At some point over the weekend, I got the picture of a racehorse in my head.  From my childhood fanaticism for horses, I knew that the best racers need to be pushed.  They have so much heart and energy that if they’re not allowed to run, they get mopey and listless, which is exactly how I was starting to feel.  I knew that I probably wouldn’t be happy as a substitute teacher, and that might be even more stressful than having my own classroom.  I’d left the interview at the retirement village feeling…deflated.  I didn’t really want to play Bingo and go to the grocery store every day.  In other words, I didn’t feel like I was meant to be a draft horse, working day in and day out, plodding steadily along, of which little greatness is expected (though much care is still given).  Somewhere in the rubble of my spirit, something stirred that was hungry again for challenge.

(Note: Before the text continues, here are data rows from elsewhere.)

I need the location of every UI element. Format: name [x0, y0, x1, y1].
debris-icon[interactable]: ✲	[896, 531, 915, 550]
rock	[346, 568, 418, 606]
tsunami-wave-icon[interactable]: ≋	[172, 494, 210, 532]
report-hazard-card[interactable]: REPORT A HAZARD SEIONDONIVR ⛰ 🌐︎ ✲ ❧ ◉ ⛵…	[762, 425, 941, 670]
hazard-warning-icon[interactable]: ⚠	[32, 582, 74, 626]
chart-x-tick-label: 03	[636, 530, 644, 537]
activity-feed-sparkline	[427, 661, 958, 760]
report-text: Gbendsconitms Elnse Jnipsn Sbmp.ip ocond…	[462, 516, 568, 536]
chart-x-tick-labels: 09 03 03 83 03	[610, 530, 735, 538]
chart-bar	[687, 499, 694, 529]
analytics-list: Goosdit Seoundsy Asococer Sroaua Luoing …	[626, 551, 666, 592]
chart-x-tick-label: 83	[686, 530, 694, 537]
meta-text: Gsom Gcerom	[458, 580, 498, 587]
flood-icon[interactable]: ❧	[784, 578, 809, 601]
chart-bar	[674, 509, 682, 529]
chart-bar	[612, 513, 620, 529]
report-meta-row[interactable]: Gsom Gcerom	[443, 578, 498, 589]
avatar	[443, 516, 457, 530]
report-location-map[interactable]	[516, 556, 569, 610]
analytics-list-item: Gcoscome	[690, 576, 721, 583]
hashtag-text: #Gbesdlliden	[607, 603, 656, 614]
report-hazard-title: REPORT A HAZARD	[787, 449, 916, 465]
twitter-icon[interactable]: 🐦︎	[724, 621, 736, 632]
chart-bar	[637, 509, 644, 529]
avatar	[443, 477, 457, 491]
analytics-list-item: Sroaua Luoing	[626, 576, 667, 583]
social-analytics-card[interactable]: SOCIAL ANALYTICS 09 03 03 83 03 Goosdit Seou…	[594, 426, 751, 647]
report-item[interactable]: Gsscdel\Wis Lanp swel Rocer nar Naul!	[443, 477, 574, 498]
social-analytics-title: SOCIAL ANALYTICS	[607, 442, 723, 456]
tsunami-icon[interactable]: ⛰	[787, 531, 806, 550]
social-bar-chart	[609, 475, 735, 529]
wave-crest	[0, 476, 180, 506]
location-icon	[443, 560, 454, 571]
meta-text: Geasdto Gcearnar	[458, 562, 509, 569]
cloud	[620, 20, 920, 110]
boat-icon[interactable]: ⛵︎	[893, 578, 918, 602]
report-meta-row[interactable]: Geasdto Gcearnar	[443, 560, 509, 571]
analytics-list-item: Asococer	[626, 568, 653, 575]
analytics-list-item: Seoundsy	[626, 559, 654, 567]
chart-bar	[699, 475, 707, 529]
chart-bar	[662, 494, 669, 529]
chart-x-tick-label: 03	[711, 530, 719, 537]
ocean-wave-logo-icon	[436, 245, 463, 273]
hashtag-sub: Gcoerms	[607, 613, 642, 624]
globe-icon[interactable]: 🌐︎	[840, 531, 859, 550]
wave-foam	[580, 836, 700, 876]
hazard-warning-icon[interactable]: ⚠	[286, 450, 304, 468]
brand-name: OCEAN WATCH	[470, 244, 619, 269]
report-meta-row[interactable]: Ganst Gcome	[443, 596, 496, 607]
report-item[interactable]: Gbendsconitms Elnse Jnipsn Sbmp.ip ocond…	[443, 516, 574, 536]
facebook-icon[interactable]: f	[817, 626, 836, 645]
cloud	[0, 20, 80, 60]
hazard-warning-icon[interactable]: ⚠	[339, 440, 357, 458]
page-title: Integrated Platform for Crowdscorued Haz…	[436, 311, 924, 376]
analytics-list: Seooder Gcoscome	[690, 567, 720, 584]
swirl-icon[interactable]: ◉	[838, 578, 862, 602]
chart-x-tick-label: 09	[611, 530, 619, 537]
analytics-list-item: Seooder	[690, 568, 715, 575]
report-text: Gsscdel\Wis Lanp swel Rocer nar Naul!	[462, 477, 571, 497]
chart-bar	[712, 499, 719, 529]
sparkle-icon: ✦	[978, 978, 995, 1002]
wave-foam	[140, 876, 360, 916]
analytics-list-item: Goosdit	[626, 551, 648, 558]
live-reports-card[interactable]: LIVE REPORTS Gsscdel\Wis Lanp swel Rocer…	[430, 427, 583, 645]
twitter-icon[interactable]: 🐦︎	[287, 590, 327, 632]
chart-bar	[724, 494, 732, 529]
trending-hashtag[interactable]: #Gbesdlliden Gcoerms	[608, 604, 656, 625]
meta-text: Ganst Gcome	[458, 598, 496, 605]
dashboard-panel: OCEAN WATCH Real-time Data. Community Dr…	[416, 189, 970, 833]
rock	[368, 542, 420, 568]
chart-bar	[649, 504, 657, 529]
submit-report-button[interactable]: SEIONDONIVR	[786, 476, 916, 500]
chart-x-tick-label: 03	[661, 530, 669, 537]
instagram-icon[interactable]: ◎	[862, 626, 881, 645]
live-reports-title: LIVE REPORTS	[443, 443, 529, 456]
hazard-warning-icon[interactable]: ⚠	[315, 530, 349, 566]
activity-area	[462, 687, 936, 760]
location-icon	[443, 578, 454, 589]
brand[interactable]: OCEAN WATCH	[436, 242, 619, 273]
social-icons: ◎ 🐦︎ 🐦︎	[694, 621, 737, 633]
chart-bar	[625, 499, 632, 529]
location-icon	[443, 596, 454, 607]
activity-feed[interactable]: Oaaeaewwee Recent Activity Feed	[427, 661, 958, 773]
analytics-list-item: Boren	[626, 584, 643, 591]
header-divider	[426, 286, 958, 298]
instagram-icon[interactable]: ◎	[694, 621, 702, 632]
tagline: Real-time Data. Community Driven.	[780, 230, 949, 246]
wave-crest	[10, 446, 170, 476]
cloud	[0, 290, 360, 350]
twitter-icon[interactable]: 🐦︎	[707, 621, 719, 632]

On Tuesday I talked to the PWCS principal, who told me that the position was primarily for teaching AP Bio, and that something twitched even more restlessly.  I wanted this position, if not this location.  Then I went to the south side of town to interview with ECOT, the largest online school in the state.  Even as I talked up (probably too much so) my experience working with at-risk students–and if a kid is doing school online by the time they’re freshmen, it’s usually because of negative circumstances–I couldn’t help thinking, “But I want to work with children who aren’t pregnant or going to jail or bringing knives to school!”  I know it’s not all about what I want, but at least it was nice to want something.  And in general I feel less fraught, more courageous, and a bit more rational about going back to the classroom.  Even my hesitation about moving met with a rejoinder: The fact that Lima was so close to home meant that I never really had to work hard to meet new people because I could go home any time I wanted.  If I moved 6 or 7 hours away in either direction (because I also applied for a school near Chicago where a friend teaches), I’d be forced to sink or swim.  Which still scares the daylights out of me, but maybe not the living daylights.

This stream of thought is literally endless, so I’m going to arbitrarily choose to end here.  Soooooo…now we wait.  And apply for more jobs.  (By my cover letter count, I’ve applied to at least 17.)  And say, “Bah!” to all this and go to Puerto Rico for four days.

A few scriptures I’ve been chewing on:

Psalm 18:29 – For by you I can run against a troop, and by my God I can leap over a wall.

Romans 8:15 – For you did not receive the spirit of slavery to fall back into fear, but you have received the Spirit of adoption as sons, by whom we cry, “Abba! Father!”